The Mediterranean Meetings in Marseille took place between 17 and 23 September. From the outset, the emphasis was on shared responsibility rather than symbolic encounter: young participants, aged between 25 and 35 and drawn from twenty-five Mediterranean countries, were asked to think together about a Mediterranean marked by conflict, migration, and inequality, and about the role the Church might realistically play within it.
We were hosted by families in Marseille, a detail that anchored the meetings in everyday practices of hospitality rather than institutional formality. The opening Mass set the tone. Celebrated in a Carthusian monastery church built under Louis XIV, it brought together prayers in Arabic, Italian, Hebrew, and English.

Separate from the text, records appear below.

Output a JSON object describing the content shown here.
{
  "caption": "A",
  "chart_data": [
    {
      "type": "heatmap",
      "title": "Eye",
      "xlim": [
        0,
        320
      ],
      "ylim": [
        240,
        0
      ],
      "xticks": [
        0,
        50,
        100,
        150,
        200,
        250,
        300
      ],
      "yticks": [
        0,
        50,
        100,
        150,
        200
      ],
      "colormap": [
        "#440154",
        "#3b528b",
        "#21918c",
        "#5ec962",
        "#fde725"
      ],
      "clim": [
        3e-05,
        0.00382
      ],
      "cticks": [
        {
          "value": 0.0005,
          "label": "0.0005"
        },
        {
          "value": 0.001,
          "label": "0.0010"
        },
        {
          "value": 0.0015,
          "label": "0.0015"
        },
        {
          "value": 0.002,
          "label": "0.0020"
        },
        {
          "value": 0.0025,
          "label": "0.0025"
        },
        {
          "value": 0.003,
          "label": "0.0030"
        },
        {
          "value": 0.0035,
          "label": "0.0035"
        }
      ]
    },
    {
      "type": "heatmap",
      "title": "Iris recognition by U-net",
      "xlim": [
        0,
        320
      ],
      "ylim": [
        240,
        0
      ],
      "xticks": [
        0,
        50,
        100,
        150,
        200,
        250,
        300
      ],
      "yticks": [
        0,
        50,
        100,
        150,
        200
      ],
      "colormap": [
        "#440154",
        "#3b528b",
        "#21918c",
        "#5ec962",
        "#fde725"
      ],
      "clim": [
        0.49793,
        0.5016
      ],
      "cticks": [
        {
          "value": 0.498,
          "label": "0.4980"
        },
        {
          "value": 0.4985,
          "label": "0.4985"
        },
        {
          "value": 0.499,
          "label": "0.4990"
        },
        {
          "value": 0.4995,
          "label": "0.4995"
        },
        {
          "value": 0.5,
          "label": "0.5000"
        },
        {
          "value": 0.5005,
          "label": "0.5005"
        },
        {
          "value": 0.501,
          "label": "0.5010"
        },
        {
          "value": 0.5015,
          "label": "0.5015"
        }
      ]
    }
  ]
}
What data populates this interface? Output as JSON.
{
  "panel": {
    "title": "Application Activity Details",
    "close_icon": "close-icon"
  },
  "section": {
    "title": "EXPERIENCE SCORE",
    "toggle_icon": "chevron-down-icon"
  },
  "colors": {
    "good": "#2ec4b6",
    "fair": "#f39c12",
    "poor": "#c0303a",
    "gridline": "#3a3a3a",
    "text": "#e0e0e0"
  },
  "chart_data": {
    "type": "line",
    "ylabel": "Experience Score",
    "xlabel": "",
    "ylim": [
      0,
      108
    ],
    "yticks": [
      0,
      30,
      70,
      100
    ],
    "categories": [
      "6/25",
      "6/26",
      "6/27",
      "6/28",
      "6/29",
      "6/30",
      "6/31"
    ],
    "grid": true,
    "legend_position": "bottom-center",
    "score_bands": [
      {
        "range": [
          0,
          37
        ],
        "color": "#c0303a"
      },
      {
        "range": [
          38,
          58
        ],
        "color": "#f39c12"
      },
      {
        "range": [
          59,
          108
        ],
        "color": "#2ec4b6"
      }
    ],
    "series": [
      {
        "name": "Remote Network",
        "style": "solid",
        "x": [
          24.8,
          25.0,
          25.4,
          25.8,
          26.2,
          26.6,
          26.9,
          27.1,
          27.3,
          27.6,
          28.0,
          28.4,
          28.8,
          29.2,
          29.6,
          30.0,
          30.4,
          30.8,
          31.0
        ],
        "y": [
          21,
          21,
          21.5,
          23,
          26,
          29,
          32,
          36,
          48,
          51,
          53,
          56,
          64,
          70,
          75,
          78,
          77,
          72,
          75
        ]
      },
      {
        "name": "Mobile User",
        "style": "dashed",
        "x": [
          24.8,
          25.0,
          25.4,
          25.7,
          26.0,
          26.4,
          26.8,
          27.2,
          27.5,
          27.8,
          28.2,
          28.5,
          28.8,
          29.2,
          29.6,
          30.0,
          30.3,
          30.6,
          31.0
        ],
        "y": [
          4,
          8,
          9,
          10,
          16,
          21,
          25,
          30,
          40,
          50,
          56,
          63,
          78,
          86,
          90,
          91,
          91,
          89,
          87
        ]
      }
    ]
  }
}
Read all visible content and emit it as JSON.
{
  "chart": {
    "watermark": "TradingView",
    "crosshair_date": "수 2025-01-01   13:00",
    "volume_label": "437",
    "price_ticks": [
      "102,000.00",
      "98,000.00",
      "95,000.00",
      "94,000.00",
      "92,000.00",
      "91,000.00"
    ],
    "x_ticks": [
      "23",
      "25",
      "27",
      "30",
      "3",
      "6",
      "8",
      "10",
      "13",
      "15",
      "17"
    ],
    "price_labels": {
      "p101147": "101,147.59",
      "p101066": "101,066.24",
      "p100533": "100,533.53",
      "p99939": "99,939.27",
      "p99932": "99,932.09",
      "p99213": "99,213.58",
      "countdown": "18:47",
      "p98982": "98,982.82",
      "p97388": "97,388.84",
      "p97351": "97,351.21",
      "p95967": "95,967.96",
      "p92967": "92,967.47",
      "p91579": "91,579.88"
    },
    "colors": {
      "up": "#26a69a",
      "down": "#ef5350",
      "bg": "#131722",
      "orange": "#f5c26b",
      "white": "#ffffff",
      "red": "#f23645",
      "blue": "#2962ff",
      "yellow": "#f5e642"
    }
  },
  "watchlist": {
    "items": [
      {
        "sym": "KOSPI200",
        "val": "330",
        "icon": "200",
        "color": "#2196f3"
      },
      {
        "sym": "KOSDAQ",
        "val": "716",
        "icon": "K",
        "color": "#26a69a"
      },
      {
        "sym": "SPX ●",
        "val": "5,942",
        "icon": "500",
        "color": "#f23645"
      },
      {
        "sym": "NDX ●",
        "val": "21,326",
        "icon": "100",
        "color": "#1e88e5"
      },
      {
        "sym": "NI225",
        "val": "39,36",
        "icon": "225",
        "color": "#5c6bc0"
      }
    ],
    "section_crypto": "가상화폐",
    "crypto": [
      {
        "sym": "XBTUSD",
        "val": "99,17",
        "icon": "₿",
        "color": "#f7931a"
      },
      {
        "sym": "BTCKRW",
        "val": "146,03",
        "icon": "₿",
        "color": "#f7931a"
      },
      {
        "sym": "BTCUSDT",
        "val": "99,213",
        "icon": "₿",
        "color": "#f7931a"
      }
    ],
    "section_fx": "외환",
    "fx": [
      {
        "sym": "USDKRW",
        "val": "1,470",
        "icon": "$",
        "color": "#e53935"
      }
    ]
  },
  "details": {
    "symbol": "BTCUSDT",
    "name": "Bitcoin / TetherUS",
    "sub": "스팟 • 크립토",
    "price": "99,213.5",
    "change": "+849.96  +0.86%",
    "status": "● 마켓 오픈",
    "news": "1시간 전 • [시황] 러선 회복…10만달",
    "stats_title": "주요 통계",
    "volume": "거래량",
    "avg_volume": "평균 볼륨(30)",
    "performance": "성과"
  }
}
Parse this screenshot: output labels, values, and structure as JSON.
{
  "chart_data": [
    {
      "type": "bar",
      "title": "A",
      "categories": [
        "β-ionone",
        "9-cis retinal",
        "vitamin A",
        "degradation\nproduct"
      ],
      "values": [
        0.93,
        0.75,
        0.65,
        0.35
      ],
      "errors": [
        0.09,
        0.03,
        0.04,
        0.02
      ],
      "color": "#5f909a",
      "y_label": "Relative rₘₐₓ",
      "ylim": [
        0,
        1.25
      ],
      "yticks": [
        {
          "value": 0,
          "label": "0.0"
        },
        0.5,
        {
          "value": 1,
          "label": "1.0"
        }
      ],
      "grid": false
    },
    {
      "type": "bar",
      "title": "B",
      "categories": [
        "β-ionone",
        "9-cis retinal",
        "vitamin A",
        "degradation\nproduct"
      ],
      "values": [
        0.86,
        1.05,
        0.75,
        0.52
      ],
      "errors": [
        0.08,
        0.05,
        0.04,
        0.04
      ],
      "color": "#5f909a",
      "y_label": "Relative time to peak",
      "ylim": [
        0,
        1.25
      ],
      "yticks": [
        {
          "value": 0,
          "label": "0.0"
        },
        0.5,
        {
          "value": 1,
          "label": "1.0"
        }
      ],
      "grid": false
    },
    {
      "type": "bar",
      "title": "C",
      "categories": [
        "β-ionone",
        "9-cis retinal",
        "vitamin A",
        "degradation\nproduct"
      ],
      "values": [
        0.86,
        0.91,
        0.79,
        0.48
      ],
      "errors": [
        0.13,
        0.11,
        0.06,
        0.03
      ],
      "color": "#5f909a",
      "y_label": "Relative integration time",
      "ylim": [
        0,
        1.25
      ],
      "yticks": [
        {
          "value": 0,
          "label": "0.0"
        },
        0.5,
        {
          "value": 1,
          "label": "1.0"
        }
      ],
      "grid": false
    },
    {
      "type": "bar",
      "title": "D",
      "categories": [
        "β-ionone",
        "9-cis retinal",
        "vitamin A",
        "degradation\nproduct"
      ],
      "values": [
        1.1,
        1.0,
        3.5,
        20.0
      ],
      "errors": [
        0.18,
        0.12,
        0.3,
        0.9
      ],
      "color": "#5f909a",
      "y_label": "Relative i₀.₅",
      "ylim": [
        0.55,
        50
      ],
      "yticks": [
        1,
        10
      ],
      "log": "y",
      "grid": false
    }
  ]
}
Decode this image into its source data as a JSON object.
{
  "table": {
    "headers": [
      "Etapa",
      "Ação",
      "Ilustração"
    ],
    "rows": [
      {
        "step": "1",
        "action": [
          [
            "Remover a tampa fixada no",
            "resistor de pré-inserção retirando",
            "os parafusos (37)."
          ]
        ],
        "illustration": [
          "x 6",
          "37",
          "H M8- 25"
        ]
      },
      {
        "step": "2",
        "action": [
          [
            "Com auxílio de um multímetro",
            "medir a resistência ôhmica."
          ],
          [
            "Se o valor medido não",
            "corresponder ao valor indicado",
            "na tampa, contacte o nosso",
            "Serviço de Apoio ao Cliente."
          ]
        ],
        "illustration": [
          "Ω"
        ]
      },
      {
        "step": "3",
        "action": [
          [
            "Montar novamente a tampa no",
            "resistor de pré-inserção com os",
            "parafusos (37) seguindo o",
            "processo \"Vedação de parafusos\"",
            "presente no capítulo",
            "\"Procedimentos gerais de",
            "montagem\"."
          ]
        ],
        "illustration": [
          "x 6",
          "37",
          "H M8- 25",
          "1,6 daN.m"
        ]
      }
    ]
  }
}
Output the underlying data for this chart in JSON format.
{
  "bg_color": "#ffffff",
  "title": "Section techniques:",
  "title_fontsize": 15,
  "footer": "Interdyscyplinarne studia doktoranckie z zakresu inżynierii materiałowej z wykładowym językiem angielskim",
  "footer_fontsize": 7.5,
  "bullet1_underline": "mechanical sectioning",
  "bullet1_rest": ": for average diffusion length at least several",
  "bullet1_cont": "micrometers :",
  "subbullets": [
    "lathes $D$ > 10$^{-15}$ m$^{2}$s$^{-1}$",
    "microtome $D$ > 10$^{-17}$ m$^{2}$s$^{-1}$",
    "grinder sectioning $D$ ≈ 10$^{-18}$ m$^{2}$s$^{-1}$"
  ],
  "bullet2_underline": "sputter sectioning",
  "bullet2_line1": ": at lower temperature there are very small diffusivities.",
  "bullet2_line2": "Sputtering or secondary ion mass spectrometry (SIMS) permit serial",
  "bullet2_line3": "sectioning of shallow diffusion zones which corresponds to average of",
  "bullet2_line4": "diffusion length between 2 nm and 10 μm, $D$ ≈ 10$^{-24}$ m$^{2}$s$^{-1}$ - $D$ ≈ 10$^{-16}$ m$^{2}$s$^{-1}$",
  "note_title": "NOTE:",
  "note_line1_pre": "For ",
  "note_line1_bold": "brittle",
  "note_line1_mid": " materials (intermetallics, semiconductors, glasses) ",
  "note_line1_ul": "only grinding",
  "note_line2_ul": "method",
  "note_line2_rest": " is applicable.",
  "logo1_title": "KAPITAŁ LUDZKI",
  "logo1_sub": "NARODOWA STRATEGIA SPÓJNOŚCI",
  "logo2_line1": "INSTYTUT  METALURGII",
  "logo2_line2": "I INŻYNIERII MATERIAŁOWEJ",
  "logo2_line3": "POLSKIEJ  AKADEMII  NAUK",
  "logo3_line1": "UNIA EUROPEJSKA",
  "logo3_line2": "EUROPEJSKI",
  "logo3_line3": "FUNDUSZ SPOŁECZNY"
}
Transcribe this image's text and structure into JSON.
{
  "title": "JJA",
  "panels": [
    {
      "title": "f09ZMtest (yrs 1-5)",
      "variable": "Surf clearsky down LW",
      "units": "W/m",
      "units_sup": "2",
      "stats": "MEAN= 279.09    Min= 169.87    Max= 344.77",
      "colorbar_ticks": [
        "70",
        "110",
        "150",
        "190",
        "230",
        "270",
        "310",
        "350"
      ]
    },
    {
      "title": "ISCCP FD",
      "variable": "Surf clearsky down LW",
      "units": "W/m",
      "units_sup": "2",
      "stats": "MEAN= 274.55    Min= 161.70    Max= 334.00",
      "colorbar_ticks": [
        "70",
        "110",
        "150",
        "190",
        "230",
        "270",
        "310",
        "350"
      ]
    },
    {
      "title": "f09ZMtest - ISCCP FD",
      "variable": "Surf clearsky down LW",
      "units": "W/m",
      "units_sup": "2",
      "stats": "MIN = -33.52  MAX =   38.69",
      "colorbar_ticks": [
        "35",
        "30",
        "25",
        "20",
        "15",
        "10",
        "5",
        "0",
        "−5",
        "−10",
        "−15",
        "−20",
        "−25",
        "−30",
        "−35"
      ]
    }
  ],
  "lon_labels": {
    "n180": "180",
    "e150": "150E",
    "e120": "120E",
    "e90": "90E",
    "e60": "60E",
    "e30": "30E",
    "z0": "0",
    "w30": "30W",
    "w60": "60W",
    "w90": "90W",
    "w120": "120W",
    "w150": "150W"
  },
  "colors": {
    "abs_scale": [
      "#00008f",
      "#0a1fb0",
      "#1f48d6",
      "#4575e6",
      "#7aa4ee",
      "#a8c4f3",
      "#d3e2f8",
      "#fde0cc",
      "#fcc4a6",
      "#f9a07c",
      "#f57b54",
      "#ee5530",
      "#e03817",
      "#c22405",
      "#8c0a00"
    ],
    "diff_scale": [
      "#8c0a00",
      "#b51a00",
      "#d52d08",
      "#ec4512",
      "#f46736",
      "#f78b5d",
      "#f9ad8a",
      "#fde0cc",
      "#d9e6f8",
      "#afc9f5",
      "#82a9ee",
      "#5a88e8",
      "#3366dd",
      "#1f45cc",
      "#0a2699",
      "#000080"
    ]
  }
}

When the Archbishop of Marseille, Jean-Marc Aveline, spoke of healing memories wounded by conflict, it sounded less like a resolution than a task that remained deliberately unfinished.





Our work was organised into one French-speaking group and nine English-speaking groups. Much of the time was devoted to listening: to personal histories, to the layered history of Marseille, and to the wider Mediterranean basin. We focused on three main areas—memory and identity, dialogue in social and ecclesial life, and ecological and migratory pressures.
Migration framed many of our discussions, not as an abstract issue but as a concrete and contested reality, repeatedly evoked through places such as Briançon and Lampedusa. From Thursday onwards, we worked in pairs with bishops from across the Mediterranean, who brought with them experiences shaped by very different political and social contexts, to draft sections of the final text. The presentation of the document to Pope Francis at the Pharo Palace marked the public conclusion of the meetings.